Elle sortit du salon avant que la veuve pût insister auprès d’elle, mais Clément la suivit dans le vestibule.

— Mademoiselle, — dit-il, — je sais que quelque chose vous a agitée. Je vous en prie, revenez au salon et attendez que vous soyez plus calme.

— Non… non… non…

— Laissez-moi vous accompagner jusque chez vous, alors.

— Oh ! non… non… — s’écria-t-elle en voyant le jeune homme se mettre en travers de la porte, — par pitié ne me retenez pas, monsieur Austin, ne me suivez pas !

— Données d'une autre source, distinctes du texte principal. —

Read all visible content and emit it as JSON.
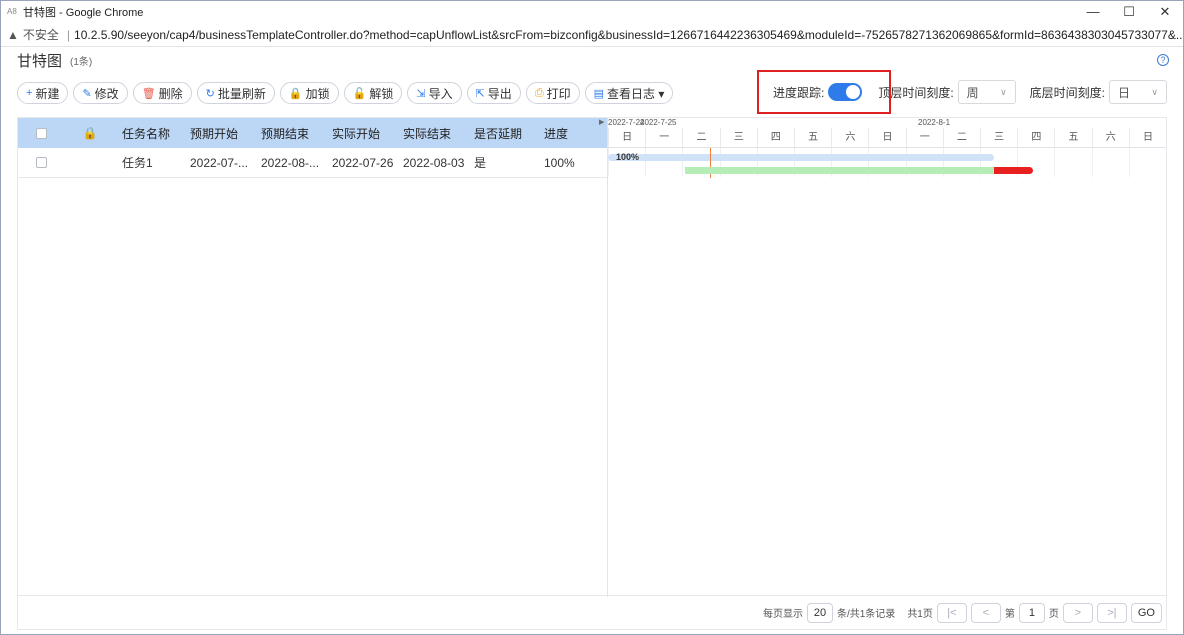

Elle passa à côté de lui et s’éloigna précipitamment de la maison. Il la regarda disparaître dans le crépuscule et revint ensuite au salon en soupirant.

— Je n’ai pas le droit de la suivre malgré elle, — se dit-il, — je n’ai pas le droit de m’imposer à elle, ou de m’occuper d’elle.

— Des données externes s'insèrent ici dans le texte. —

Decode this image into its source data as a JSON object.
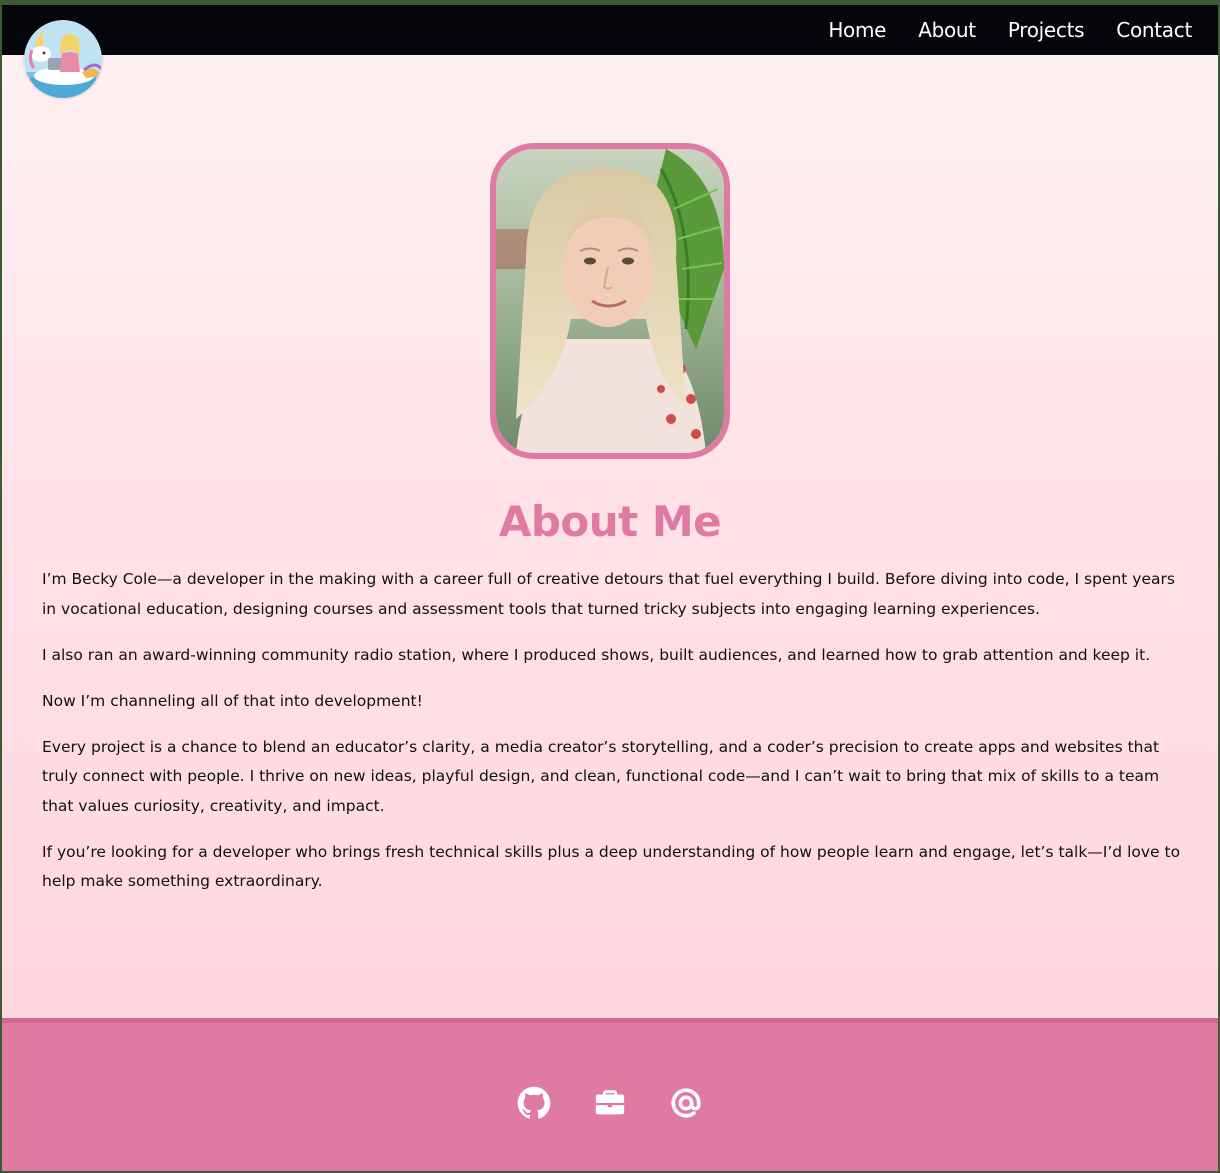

Il se jeta dans un fauteuil et prit un journal, mais il n’en lut pas six lignes. Il réfléchissait profondément pendant que ses yeux étaient fixés sur la page.

— Pauvre fille, — se dit-il à lui-même au bout d’un moment, — pauvre fille abandonnée ! Elle est trop pure et trop belle pour rester exposée au rude contact du monde.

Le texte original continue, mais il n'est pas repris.